By Roy Mersland, Trond Randoy, Reidar Oystein Strom, forthcoming in the International Business Review (2010), available for purchase at http://dx.doi.org/10.1016/j.ibusrev.2010.07.006
International influence on microfinance institutions (MFIs) comes in many forms: An MFI could borrow money from international capital markets, have an international director, be founded by an international organization (international initiator) or be a member of an international microfinance network such as Women’s World Banking, FINCA or Opportunity International. Yet, what is the impact of each of the above influences on the social and financial performance of MFIs?

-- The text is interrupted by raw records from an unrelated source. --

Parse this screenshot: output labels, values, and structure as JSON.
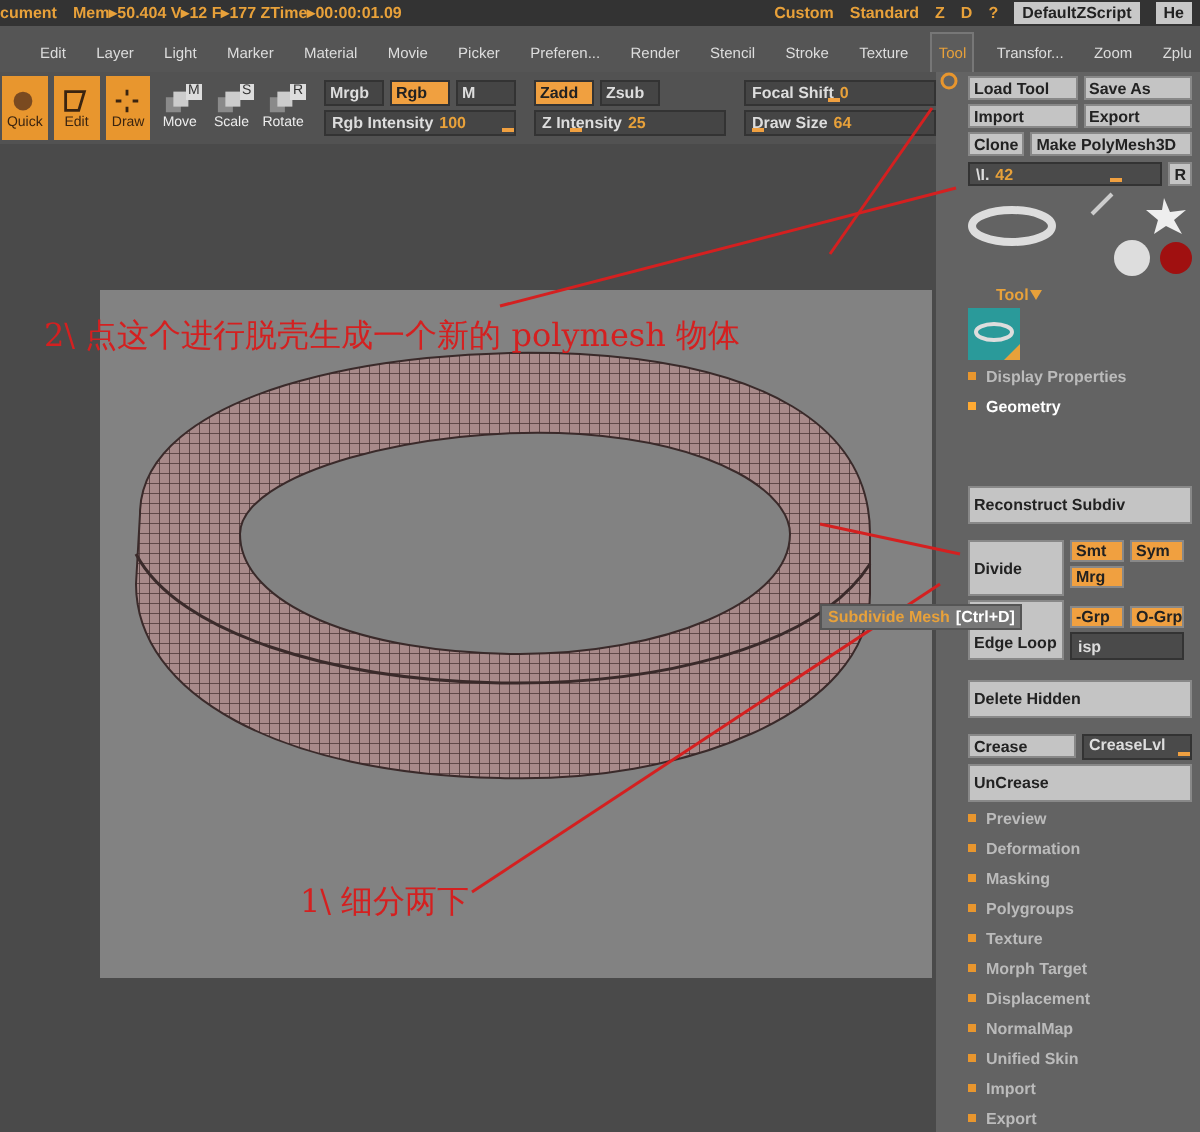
{
  "title_bar": {
    "document": "cument",
    "stats": "Mem▸50.404 V▸12 F▸177 ZTime▸00:00:01.09",
    "layout_items": [
      "Custom",
      "Standard",
      "Z",
      "D",
      "?"
    ],
    "buttons": [
      "DefaultZScript",
      "He"
    ]
  },
  "menu": [
    {
      "label": "Edit",
      "selected": false
    },
    {
      "label": "Layer",
      "selected": false
    },
    {
      "label": "Light",
      "selected": false
    },
    {
      "label": "Marker",
      "selected": false
    },
    {
      "label": "Material",
      "selected": false
    },
    {
      "label": "Movie",
      "selected": false
    },
    {
      "label": "Picker",
      "selected": false
    },
    {
      "label": "Preferen...",
      "selected": false
    },
    {
      "label": "Render",
      "selected": false
    },
    {
      "label": "Stencil",
      "selected": false
    },
    {
      "label": "Stroke",
      "selected": false
    },
    {
      "label": "Texture",
      "selected": false
    },
    {
      "label": "Tool",
      "selected": true
    },
    {
      "label": "Transfor...",
      "selected": false
    },
    {
      "label": "Zoom",
      "selected": false
    },
    {
      "label": "Zplu",
      "selected": false
    }
  ],
  "toolbar": {
    "modes": [
      {
        "label": "Quick",
        "kind": "quick",
        "on": true
      },
      {
        "label": "Edit",
        "kind": "edit",
        "on": true
      },
      {
        "label": "Draw",
        "kind": "draw",
        "on": true
      },
      {
        "label": "Move",
        "kind": "move",
        "letter": "M",
        "on": false
      },
      {
        "label": "Scale",
        "kind": "scale",
        "letter": "S",
        "on": false
      },
      {
        "label": "Rotate",
        "kind": "rotate",
        "letter": "R",
        "on": false
      }
    ],
    "groups": [
      {
        "toggles": [
          {
            "label": "Mrgb",
            "on": false
          },
          {
            "label": "Rgb",
            "on": true
          },
          {
            "label": "M",
            "on": false
          }
        ],
        "sliders": [
          {
            "label": "Rgb Intensity",
            "value": "100",
            "level": 1.0
          }
        ]
      },
      {
        "toggles": [
          {
            "label": "Zadd",
            "on": true
          },
          {
            "label": "Zsub",
            "on": false
          }
        ],
        "sliders": [
          {
            "label": "Z Intensity",
            "value": "25",
            "level": 0.25
          }
        ]
      },
      {
        "sliders": [
          {
            "label": "Focal Shift",
            "value": "0",
            "level": 0.5
          },
          {
            "label": "Draw Size",
            "value": "64",
            "level": 0.1
          }
        ]
      }
    ]
  },
  "annotations": [
    {
      "text": "2\\ 点这个进行脱壳生成一个新的 polymesh 物体",
      "kind": "top"
    },
    {
      "text": "1\\ 细分两下",
      "kind": "bottom"
    }
  ],
  "tooltip": {
    "text": "Subdivide Mesh",
    "shortcut": "[Ctrl+D]"
  },
  "tool_panel": {
    "button_rows": [
      [
        "Load Tool",
        "Save As"
      ],
      [
        "Import",
        "Export"
      ],
      [
        "Clone",
        "Make PolyMesh3D"
      ]
    ],
    "slider": {
      "label": "\\I.",
      "value": "42",
      "level": 0.8,
      "button": "R"
    },
    "tool_menu": "Tool",
    "sections_top": [
      {
        "label": "Display Properties",
        "expanded": false
      },
      {
        "label": "Geometry",
        "expanded": true
      }
    ],
    "geometry": {
      "reconstruct": "Reconstruct Subdiv",
      "divide": "Divide",
      "toggles": [
        {
          "label": "Smt",
          "on": true
        },
        {
          "label": "Sym",
          "on": true
        },
        {
          "label": "Mrg",
          "on": true
        }
      ],
      "group_toggles": [
        {
          "label": "-Grp",
          "on": true
        },
        {
          "label": "O-Grp",
          "on": true
        }
      ],
      "edge_loop": "Edge Loop",
      "disp": "isp",
      "delete_hidden": "Delete Hidden",
      "crease": "Crease",
      "crease_level": {
        "label": "CreaseLvl",
        "level": 1.0
      },
      "uncrease": "UnCrease"
    },
    "sections": [
      {
        "label": "Preview",
        "expanded": false
      },
      {
        "label": "Deformation",
        "expanded": false
      },
      {
        "label": "Masking",
        "expanded": false
      },
      {
        "label": "Polygroups",
        "expanded": false
      },
      {
        "label": "Texture",
        "expanded": false
      },
      {
        "label": "Morph Target",
        "expanded": false
      },
      {
        "label": "Displacement",
        "expanded": false
      },
      {
        "label": "NormalMap",
        "expanded": false
      },
      {
        "label": "Unified Skin",
        "expanded": false
      },
      {
        "label": "Import",
        "expanded": false
      },
      {
        "label": "Export",
        "expanded": false
      }
    ]
  }
}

Using financial data on MFIs from 2001 to 2008 obtained from rating reports by microfinance rating agencies such as MicroRate, Microfinanza, Planet Rating, Crisil and M-CRIL, the authors conducted regression analysis to tease out the effects of various international influences. They found that international influence is correlated with enhanced social returns, but has an inconclusive correlation with financial sustainability, contrary to the widely held view that international influence unequivocally boosts MFIs’ financial performance over time. Specifically, the paper studied the four following hypotheses:
Hypothesis 1) MFIs with an international initiator achieve better financial and social performance
The authors found that MFIs with an international initiator on average have higher levels of social outreach to women and lower levels of rural outreach. It was argued that most international initiators have an ‘exit strategy’ from MFIs and thus would tend to stay away from efforts to bolster rural outreach, which are often considered to be costly. After adjusting for unspecified subsidies, the paper found no statistically significant correlation between being founded by international actors and the financial performance of MFIs. A statistically significant negative relationship between having an international director and operational self-sufficiency was identified however. The authors posit that costs related to having an international directors such as salaries, might represent a significant cost burden for MFIs.

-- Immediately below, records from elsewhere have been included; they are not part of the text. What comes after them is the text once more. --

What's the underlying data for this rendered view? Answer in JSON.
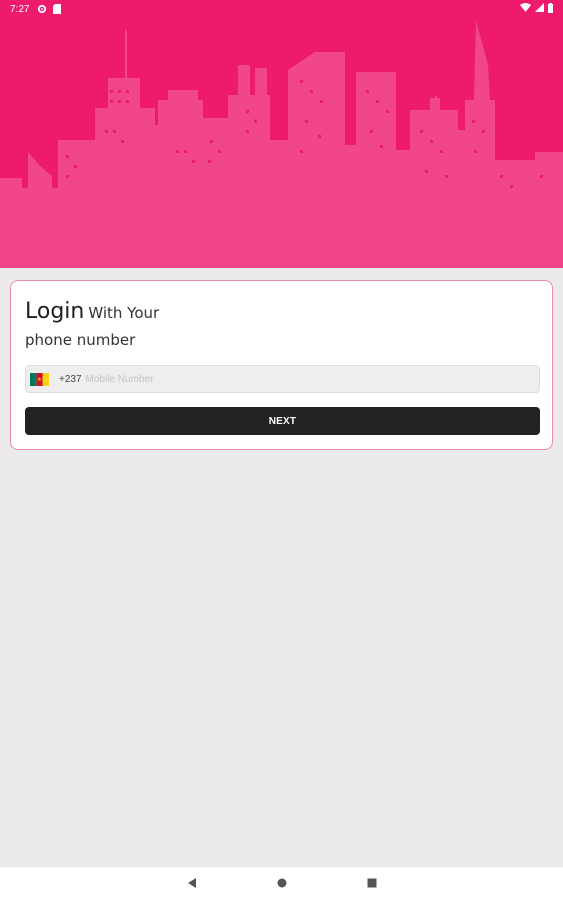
{
  "status_bar": {
    "time": "7:27",
    "left_icons": [
      "gear-icon",
      "sd-card-icon"
    ],
    "right_icons": [
      "wifi-icon",
      "signal-icon",
      "battery-icon"
    ]
  },
  "header": {
    "background_color": "#ee1a6b",
    "illustration": "city-skyline-icon"
  },
  "login": {
    "title": "Login",
    "title_suffix": "With Your",
    "subtitle": "phone number",
    "country_flag": "cameroon-flag-icon",
    "country_code": "+237",
    "phone_value": "",
    "phone_placeholder": "Mobile Number",
    "next_label": "NEXT"
  },
  "nav_bar": {
    "buttons": [
      "back-icon",
      "home-icon",
      "recents-icon"
    ]
  },
  "colors": {
    "accent": "#ee1a6b",
    "card_border": "#ec8aae",
    "button": "#222222",
    "page_background": "#ecebe9"
  }
}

Hypothesis 2) MFIs that have undertaken international commercial or subsidized debt have better financial and social performance
The authors found that MFIs that undertake international debt have higher levels of rural outreach, while MFIs that undertake more subsidized debt in general have greater outreach to women. The authors argue that this is because most international lenders are concerned with the double bottom line (social and financial returns) and thus specifically want MFIs to target female clients.

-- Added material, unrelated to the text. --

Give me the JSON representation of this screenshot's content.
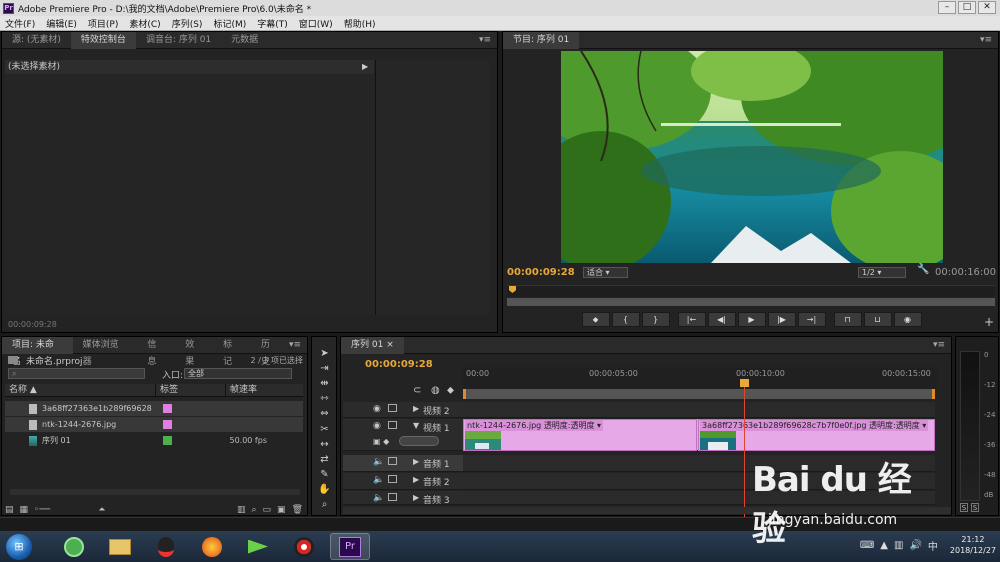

Hypothesis 3) MFIs that have an international board member have better financial and social performance
The study found a negative correlation between international directorship and financial performance, but a positive relationship with social performance. This, the authors argue, is because international board directors might bring along a ‘culture of higher costs’ along with a focus on social outreach.
Hypothesis 4) MFIs affiliated with an international network have better financial and social performance
The study found that being affiliated with an international network improves social performance with regard to both women and rural outreach but not financial performance. The authors argue that joining an international network facilitates a transfer of knowledge and best practices.